日本には明治時代に入って西洋料理として欧風カレーが伝わりましたが、米食文化の影響を強く受けた結果、そのままでは定着せず、カレーライスという形で日本人に合うようにアレンジされた料理が代わりに広まりました。
戦後、インド人の商人が貿易のために日本に来て住むようになると、彼らの食文化を支えるインド料理店も増加しました。横浜や神戸などの港町にはインド料理店が多いのもそういった理由があります。
宝石店の多い東京の台東区御徒町周辺や2000年問題解決のためにIT技術者が多く移住したと言われる江戸川区西葛西地区にはインド料理店やインド食材店がたくさん存在しています。
世界のカレー
様々なスパイスの原産地だったインドから広まったカレーは、各国で独自にアレンジされたカレーがたくさん存在しています。タイカレーやスリランカカレーもその一つです。
茹でたソーセージにスパイス入りのケチャップをかけカレー粉をトッピングしたドイツのカレーソーセージ(カリーヴルスト)もアレンジされたドイツ流のカレーです。
いかがでしたでしょうか。
インドでは、まず牛の糞を燃料として煮込み料理の文化が定着しました。そしてスパイスやハーブと煮込むことでカレーが誕生しました。その後、中世のスパイス貿易の時代を経て世界中に広まりました。

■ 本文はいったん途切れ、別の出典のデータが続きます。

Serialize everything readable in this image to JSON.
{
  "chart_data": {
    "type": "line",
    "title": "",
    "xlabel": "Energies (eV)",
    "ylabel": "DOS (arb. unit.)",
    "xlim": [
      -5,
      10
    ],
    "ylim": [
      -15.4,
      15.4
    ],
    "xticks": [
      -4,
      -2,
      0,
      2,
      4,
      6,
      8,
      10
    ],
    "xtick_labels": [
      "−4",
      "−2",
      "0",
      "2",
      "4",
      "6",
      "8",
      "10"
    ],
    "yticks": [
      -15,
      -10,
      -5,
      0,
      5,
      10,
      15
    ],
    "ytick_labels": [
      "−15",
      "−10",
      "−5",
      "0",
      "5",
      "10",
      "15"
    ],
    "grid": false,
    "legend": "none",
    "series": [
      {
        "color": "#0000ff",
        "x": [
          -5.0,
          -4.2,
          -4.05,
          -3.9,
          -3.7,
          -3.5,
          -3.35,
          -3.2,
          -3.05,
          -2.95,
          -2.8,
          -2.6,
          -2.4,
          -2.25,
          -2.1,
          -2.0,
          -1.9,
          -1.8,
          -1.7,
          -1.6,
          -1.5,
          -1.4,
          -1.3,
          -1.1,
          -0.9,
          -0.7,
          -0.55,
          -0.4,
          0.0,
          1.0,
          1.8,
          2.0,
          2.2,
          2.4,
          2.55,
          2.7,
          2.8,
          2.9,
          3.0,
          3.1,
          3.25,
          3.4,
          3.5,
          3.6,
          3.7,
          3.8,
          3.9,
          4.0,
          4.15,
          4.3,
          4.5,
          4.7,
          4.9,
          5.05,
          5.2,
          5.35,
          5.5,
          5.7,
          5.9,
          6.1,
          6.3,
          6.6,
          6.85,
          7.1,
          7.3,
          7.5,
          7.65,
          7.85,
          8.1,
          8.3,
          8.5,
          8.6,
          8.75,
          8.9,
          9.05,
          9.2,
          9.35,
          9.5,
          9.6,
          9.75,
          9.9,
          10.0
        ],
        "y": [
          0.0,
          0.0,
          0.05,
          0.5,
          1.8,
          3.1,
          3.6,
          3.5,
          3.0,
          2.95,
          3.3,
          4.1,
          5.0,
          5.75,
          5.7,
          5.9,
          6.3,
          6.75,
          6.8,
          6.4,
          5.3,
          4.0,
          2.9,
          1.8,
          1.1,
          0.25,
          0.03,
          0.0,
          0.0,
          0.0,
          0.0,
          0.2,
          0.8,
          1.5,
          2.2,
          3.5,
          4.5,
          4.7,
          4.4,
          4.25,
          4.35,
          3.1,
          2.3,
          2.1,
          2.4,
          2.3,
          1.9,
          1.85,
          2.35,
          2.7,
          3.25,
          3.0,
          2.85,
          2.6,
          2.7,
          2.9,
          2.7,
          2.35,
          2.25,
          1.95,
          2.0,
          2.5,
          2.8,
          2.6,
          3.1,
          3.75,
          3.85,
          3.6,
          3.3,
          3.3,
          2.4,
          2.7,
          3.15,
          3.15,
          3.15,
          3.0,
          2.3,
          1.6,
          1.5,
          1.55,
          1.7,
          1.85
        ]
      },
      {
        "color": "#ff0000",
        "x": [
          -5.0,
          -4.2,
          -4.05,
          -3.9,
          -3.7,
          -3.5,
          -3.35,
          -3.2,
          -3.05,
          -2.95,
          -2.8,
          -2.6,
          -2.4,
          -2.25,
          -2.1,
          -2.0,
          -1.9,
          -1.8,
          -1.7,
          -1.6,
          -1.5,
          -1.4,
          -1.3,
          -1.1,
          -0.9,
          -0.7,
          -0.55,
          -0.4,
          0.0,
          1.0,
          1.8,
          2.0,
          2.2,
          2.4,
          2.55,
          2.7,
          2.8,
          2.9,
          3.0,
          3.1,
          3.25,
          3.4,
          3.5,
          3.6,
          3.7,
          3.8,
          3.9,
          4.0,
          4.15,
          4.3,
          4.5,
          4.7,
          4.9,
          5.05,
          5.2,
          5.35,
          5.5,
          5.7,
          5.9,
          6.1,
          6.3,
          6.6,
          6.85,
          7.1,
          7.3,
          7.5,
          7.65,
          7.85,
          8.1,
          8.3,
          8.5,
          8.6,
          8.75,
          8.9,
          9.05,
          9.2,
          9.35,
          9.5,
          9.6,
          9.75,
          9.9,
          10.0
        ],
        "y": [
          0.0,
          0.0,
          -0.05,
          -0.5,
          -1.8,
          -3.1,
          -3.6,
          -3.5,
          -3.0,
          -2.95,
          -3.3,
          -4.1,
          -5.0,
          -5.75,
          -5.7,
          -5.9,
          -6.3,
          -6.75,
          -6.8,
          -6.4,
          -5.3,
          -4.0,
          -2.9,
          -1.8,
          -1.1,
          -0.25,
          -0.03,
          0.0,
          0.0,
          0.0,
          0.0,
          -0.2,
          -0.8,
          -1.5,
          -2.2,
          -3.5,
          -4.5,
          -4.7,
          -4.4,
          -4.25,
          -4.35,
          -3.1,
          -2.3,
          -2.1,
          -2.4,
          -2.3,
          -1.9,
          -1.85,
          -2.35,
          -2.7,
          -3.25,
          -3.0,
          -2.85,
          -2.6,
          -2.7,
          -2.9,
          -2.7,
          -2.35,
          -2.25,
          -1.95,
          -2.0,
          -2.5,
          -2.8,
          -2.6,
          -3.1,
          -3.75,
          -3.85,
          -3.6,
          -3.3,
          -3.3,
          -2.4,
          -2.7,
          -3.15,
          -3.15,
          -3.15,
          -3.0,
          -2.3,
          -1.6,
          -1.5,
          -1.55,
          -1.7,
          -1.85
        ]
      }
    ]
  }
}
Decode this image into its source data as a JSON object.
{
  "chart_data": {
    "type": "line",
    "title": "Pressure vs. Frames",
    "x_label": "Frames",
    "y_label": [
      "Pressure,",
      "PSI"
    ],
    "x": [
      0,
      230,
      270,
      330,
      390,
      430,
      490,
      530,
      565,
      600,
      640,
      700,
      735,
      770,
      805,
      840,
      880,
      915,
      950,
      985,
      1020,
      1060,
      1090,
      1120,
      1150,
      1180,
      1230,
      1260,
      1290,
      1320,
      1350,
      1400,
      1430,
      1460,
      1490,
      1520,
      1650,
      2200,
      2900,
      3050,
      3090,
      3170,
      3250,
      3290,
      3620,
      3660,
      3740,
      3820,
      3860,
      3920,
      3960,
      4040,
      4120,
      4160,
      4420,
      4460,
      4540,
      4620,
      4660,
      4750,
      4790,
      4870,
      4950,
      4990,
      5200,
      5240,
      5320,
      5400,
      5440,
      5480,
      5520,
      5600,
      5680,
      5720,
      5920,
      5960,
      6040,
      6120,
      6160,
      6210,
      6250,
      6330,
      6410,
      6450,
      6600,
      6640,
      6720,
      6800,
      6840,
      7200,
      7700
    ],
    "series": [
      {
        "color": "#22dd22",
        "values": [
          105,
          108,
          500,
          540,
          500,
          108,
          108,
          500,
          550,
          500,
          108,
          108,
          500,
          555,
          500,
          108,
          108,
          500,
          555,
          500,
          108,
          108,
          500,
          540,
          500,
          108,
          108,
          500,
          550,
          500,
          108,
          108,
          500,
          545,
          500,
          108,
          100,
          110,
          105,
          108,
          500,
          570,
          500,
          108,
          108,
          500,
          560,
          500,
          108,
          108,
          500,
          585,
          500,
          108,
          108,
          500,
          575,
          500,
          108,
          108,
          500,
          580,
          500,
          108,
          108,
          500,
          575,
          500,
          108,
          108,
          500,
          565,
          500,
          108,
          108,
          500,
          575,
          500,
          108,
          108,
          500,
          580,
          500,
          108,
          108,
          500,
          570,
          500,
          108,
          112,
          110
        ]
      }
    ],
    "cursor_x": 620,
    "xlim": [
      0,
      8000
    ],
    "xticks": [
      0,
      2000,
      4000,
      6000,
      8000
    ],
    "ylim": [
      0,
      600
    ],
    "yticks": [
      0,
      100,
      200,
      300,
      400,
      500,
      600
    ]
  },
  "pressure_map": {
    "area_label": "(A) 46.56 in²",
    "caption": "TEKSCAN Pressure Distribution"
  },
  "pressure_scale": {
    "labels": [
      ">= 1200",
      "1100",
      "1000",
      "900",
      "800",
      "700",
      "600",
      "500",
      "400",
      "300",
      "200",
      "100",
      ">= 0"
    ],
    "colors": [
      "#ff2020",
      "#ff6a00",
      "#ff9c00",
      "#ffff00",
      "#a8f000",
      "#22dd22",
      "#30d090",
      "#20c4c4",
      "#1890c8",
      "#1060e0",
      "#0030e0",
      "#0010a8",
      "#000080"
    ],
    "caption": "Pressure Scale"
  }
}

日本にはコショウなどのいくつかのスパイスはかなり昔に伝来されていましたが、遥か遠くインドからカレー文化が根付くまでにはその後1000年以上かかった事がわかります。
米食文化を基盤とする日本ではカレーは独自の進化を遂げ、カレーライスという食べ物として、誰もが知る日本の家庭料理の地位を獲得しました。